Highway 11 communities don't have service they need: Bisson
2017-11-09 Gille Bisson Ontario Northland MH
Timmins-James Bay MPP Gilles Bisson says, if elected, an NDP government would bring the train back to Northern Ontario. Maija Hoggett/TimminsToday

With a provincial election next year, longtime Timmins-James Bay MPP Gilles Bisson says an NDP government would take Northern Ontario transportation seriously.

Speaking at the Ontario Northland bus station downtown Timmins, Bisson said that if elected the NDP would direct a revitalized Ontario Northland Transportation Commission (ONTC) to talk to individuals, municipalities, businesses and more “to determine how we bring the train back.”

The Northland passenger train was cancelled in 2012.

According to Bisson, the government has created a two-tier system for inter-city transportation across Ontario.

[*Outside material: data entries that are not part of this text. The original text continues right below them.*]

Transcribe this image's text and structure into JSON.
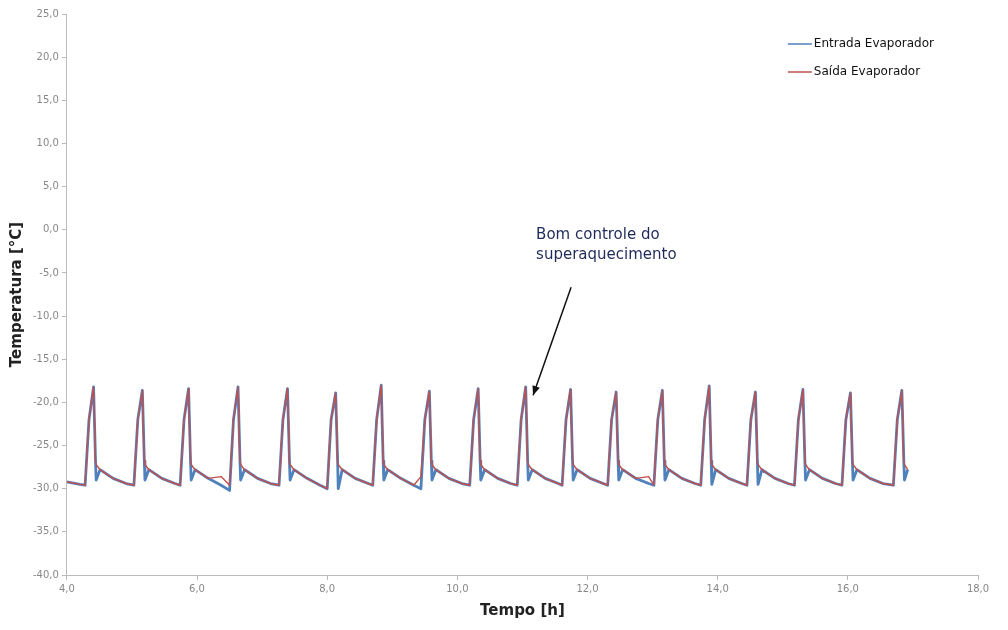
{
  "chart_data": {
    "type": "line",
    "xlabel": "Tempo [h]",
    "ylabel": "Temperatura [°C]",
    "xlim": [
      4,
      18
    ],
    "xticks": [
      {
        "value": 4,
        "label": "4,0"
      },
      {
        "value": 6,
        "label": "6,0"
      },
      {
        "value": 8,
        "label": "8,0"
      },
      {
        "value": 10,
        "label": "10,0"
      },
      {
        "value": 12,
        "label": "12,0"
      },
      {
        "value": 14,
        "label": "14,0"
      },
      {
        "value": 16,
        "label": "16,0"
      },
      {
        "value": 18,
        "label": "18,0"
      }
    ],
    "ylim": [
      -40,
      25
    ],
    "yticks": [
      {
        "value": -40,
        "label": "-40,0"
      },
      {
        "value": -35,
        "label": "-35,0"
      },
      {
        "value": -30,
        "label": "-30,0"
      },
      {
        "value": -25,
        "label": "-25,0"
      },
      {
        "value": -20,
        "label": "-20,0"
      },
      {
        "value": -15,
        "label": "-15,0"
      },
      {
        "value": -10,
        "label": "-10,0"
      },
      {
        "value": -5,
        "label": "-5,0"
      },
      {
        "value": 0,
        "label": "0,0"
      },
      {
        "value": 5,
        "label": "5,0"
      },
      {
        "value": 10,
        "label": "10,0"
      },
      {
        "value": 15,
        "label": "15,0"
      },
      {
        "value": 20,
        "label": "20,0"
      },
      {
        "value": 25,
        "label": "25,0"
      }
    ],
    "legend": "top right",
    "marker": "none",
    "line_style": "solid",
    "annotations": [
      "Bom controle do\nsuperaquecimento"
    ],
    "x": [
      4.0,
      4.2,
      4.28,
      4.34,
      4.41,
      4.44,
      4.45,
      4.51,
      4.71,
      4.91,
      5.03,
      5.09,
      5.16,
      5.19,
      5.2,
      5.26,
      5.46,
      5.66,
      5.74,
      5.8,
      5.87,
      5.9,
      5.91,
      5.97,
      6.17,
      6.37,
      6.5,
      6.56,
      6.63,
      6.66,
      6.67,
      6.73,
      6.93,
      7.13,
      7.26,
      7.32,
      7.39,
      7.42,
      7.43,
      7.49,
      7.69,
      7.89,
      8.0,
      8.06,
      8.13,
      8.16,
      8.17,
      8.23,
      8.43,
      8.63,
      8.7,
      8.76,
      8.83,
      8.86,
      8.87,
      8.93,
      9.13,
      9.33,
      9.44,
      9.5,
      9.57,
      9.6,
      9.61,
      9.67,
      9.87,
      10.07,
      10.19,
      10.25,
      10.32,
      10.35,
      10.36,
      10.42,
      10.62,
      10.82,
      10.92,
      10.98,
      11.05,
      11.08,
      11.09,
      11.15,
      11.35,
      11.55,
      11.61,
      11.67,
      11.74,
      11.77,
      11.78,
      11.84,
      12.04,
      12.24,
      12.31,
      12.37,
      12.44,
      12.47,
      12.48,
      12.54,
      12.74,
      12.94,
      13.02,
      13.08,
      13.15,
      13.18,
      13.19,
      13.25,
      13.45,
      13.65,
      13.74,
      13.8,
      13.87,
      13.9,
      13.91,
      13.97,
      14.17,
      14.37,
      14.45,
      14.51,
      14.58,
      14.61,
      14.62,
      14.68,
      14.88,
      15.08,
      15.18,
      15.24,
      15.31,
      15.34,
      15.35,
      15.41,
      15.61,
      15.81,
      15.91,
      15.97,
      16.04,
      16.07,
      16.08,
      16.14,
      16.34,
      16.54,
      16.7,
      16.76,
      16.83,
      16.86,
      16.87,
      16.92
    ],
    "series": [
      {
        "name": "Entrada Evaporador",
        "color": "#4f81bd",
        "values": [
          -29.2,
          -29.5,
          -29.6,
          -22.0,
          -18.2,
          -26.8,
          -29.0,
          -27.8,
          -28.8,
          -29.4,
          -29.6,
          -22.0,
          -18.6,
          -26.8,
          -29.0,
          -27.8,
          -28.8,
          -29.4,
          -29.6,
          -22.0,
          -18.4,
          -26.8,
          -29.0,
          -27.8,
          -28.8,
          -29.6,
          -30.2,
          -22.0,
          -18.2,
          -26.8,
          -29.0,
          -27.8,
          -28.8,
          -29.4,
          -29.6,
          -22.0,
          -18.4,
          -26.8,
          -29.0,
          -27.8,
          -28.8,
          -29.6,
          -30.0,
          -22.0,
          -18.9,
          -26.8,
          -30.0,
          -27.8,
          -28.8,
          -29.4,
          -29.6,
          -22.0,
          -18.0,
          -26.8,
          -29.0,
          -27.8,
          -28.8,
          -29.6,
          -30.0,
          -22.0,
          -18.7,
          -26.8,
          -29.0,
          -27.8,
          -28.8,
          -29.4,
          -29.6,
          -22.0,
          -18.4,
          -26.8,
          -29.0,
          -27.8,
          -28.8,
          -29.4,
          -29.6,
          -22.0,
          -18.2,
          -26.8,
          -29.0,
          -27.8,
          -28.8,
          -29.4,
          -29.6,
          -22.0,
          -18.5,
          -26.8,
          -29.0,
          -27.8,
          -28.8,
          -29.4,
          -29.6,
          -22.0,
          -18.8,
          -26.8,
          -29.0,
          -27.8,
          -28.8,
          -29.4,
          -29.6,
          -22.0,
          -18.6,
          -26.8,
          -29.0,
          -27.8,
          -28.8,
          -29.4,
          -29.6,
          -22.0,
          -18.1,
          -26.8,
          -29.5,
          -27.8,
          -28.8,
          -29.4,
          -29.6,
          -22.0,
          -18.8,
          -26.8,
          -29.5,
          -27.8,
          -28.8,
          -29.4,
          -29.6,
          -22.0,
          -18.5,
          -26.8,
          -29.0,
          -27.8,
          -28.8,
          -29.4,
          -29.6,
          -22.0,
          -18.9,
          -26.8,
          -29.0,
          -27.8,
          -28.8,
          -29.4,
          -29.6,
          -22.0,
          -18.6,
          -26.8,
          -29.0,
          -27.8
        ]
      },
      {
        "name": "Saída Evaporador",
        "color": "#c0504d",
        "values": [
          -29.2,
          -29.5,
          -29.6,
          -22.0,
          -18.2,
          -26.8,
          -27.2,
          -27.8,
          -28.8,
          -29.4,
          -29.6,
          -22.0,
          -18.6,
          -26.8,
          -27.2,
          -27.8,
          -28.8,
          -29.4,
          -29.6,
          -22.0,
          -18.4,
          -26.8,
          -27.2,
          -27.8,
          -28.8,
          -28.6,
          -29.6,
          -22.0,
          -18.2,
          -26.8,
          -27.2,
          -27.8,
          -28.8,
          -29.4,
          -29.6,
          -22.0,
          -18.4,
          -26.8,
          -27.2,
          -27.8,
          -28.8,
          -29.6,
          -30.0,
          -22.0,
          -18.9,
          -26.8,
          -27.2,
          -27.8,
          -28.8,
          -29.4,
          -29.6,
          -22.0,
          -18.0,
          -26.8,
          -27.2,
          -27.8,
          -28.8,
          -29.6,
          -28.6,
          -22.0,
          -18.7,
          -26.8,
          -27.2,
          -27.8,
          -28.8,
          -29.4,
          -29.6,
          -22.0,
          -18.4,
          -26.8,
          -27.2,
          -27.8,
          -28.8,
          -29.4,
          -29.6,
          -22.0,
          -18.2,
          -26.8,
          -27.2,
          -27.8,
          -28.8,
          -29.4,
          -29.6,
          -22.0,
          -18.5,
          -26.8,
          -27.2,
          -27.8,
          -28.8,
          -29.4,
          -29.6,
          -22.0,
          -18.8,
          -26.8,
          -27.2,
          -27.8,
          -28.8,
          -28.6,
          -29.6,
          -22.0,
          -18.6,
          -26.8,
          -27.2,
          -27.8,
          -28.8,
          -29.4,
          -29.6,
          -22.0,
          -18.1,
          -26.8,
          -27.2,
          -27.8,
          -28.8,
          -29.4,
          -29.6,
          -22.0,
          -18.8,
          -26.8,
          -27.2,
          -27.8,
          -28.8,
          -29.4,
          -29.6,
          -22.0,
          -18.5,
          -26.8,
          -27.2,
          -27.8,
          -28.8,
          -29.4,
          -29.6,
          -22.0,
          -18.9,
          -26.8,
          -27.2,
          -27.8,
          -28.8,
          -29.4,
          -29.6,
          -22.0,
          -18.6,
          -26.8,
          -27.2,
          -27.8
        ]
      }
    ]
  }
}
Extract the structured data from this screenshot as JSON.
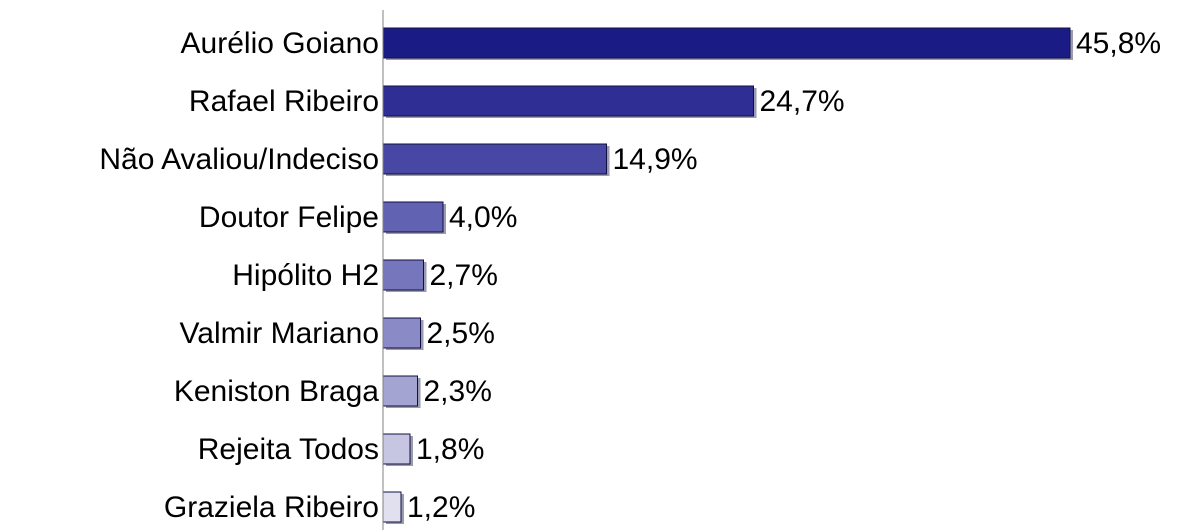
{
  "chart_data": {
    "type": "bar",
    "orientation": "horizontal",
    "categories": [
      "Aurélio Goiano",
      "Rafael Ribeiro",
      "Não Avaliou/Indeciso",
      "Doutor Felipe",
      "Hipólito H2",
      "Valmir Mariano",
      "Keniston Braga",
      "Rejeita Todos",
      "Graziela Ribeiro"
    ],
    "values": [
      45.8,
      24.7,
      14.9,
      4.0,
      2.7,
      2.5,
      2.3,
      1.8,
      1.2
    ],
    "value_labels": [
      "45,8%",
      "24,7%",
      "14,9%",
      "4,0%",
      "2,7%",
      "2,5%",
      "2,3%",
      "1,8%",
      "1,2%"
    ],
    "colors": [
      "#1b1b86",
      "#2e2e94",
      "#4848a4",
      "#6262b2",
      "#7676bc",
      "#8a8ac6",
      "#a4a4d2",
      "#c6c6e2",
      "#e0e0ef"
    ],
    "xlim": [
      0,
      50
    ]
  }
}
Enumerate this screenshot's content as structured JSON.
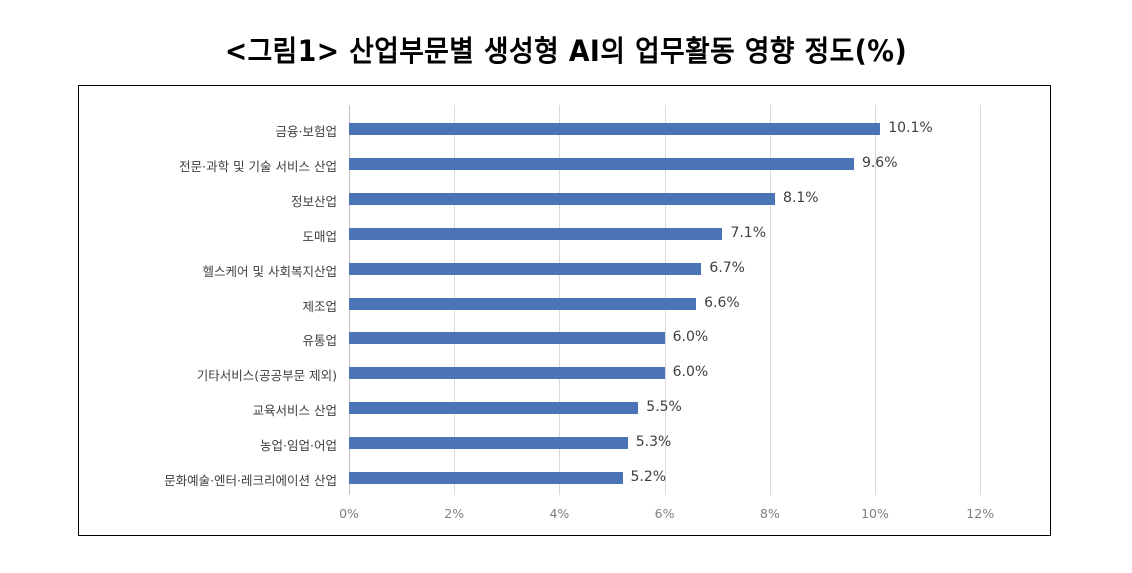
{
  "header": {
    "title": "<그림1> 산업부문별 생성형 AI의 업무활동 영향 정도(%)"
  },
  "colors": {
    "bar": "#4a74b4",
    "gridline": "#d9d9d9",
    "label_text": "#404040",
    "tick_text": "#7f7f7f",
    "frame": "#000000"
  },
  "chart_data": {
    "type": "bar",
    "orientation": "horizontal",
    "title": "<그림1> 산업부문별 생성형 AI의 업무활동 영향 정도(%)",
    "xlabel": "",
    "ylabel": "",
    "categories": [
      "금융·보험업",
      "전문·과학 및 기술 서비스 산업",
      "정보산업",
      "도매업",
      "헬스케어 및 사회복지산업",
      "제조업",
      "유통업",
      "기타서비스(공공부문 제외)",
      "교육서비스 산업",
      "농업·임업·어업",
      "문화예술·엔터·레크리에이션 산업"
    ],
    "values": [
      10.1,
      9.6,
      8.1,
      7.1,
      6.7,
      6.6,
      6.0,
      6.0,
      5.5,
      5.3,
      5.2
    ],
    "value_labels": [
      "10.1%",
      "9.6%",
      "8.1%",
      "7.1%",
      "6.7%",
      "6.6%",
      "6.0%",
      "6.0%",
      "5.5%",
      "5.3%",
      "5.2%"
    ],
    "xlim": [
      0,
      12
    ],
    "xticks": [
      "0%",
      "2%",
      "4%",
      "6%",
      "8%",
      "10%",
      "12%"
    ],
    "grid": "vertical",
    "legend": "none"
  }
}
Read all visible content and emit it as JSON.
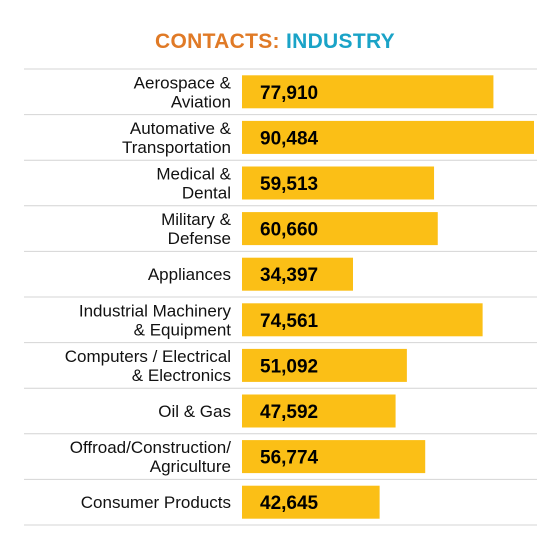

In southern Ontario, he said there are capital dollars and subsidies available for services like GO Transit.

In Northern Ontario, he said the government ended the train service between Toronto and Cochrane, and took away the subsidies and capital dollars.

“That’s not only resulted in the loss of service when it comes to train, it resulted in a loss of service when it comes to bus. A lot of the communities along Highway 11 don’t have the service that they need for people to move from point A to point B,” he said.

With the train, he said it was clear that there were problems.

“The schedule didn’t work for some, the train didn’t even come to Timmins, which is the largest community other than North Bay on the line," said Bisson. "We need to look at how do we bring that service back in a way that we can increase ridership and how do we develop the bus service so that the bus service is able to augment what the train does so that it’s an integrated system."

The NDP plan is to let northerners decide how to: provide passenger train service to northeastern Ontario, enhance bus service, develop practical rail and bus schedules, identify communities of interest/need, decide what the infrastructure and equipment needs are, enhance freight service, and more.

Bisson’s plan is based on the NDP winning next year’s election, which will be held June 7 unless one is called earlier.

“We have a very good chance of forming government next time around, the Liberals are vastly unpopular, I think the Conservatives are much an unknown and I think Andrea Horwath as an experienced leader and the stuff that we’re putting forth as far as policy puts the NDP in a good chance to form the government,” he said.

While Bisson will be a candidate in the 2018 provincial election, he hasn’t publicly announced what riding it will be in. Earlier this year, Timmins-James Bay was split into two ridings – Timmins and Mushkegowuk-James-Bay. Ontario is meeting with communities to decide an official name for Mushkegowuk-James Bay.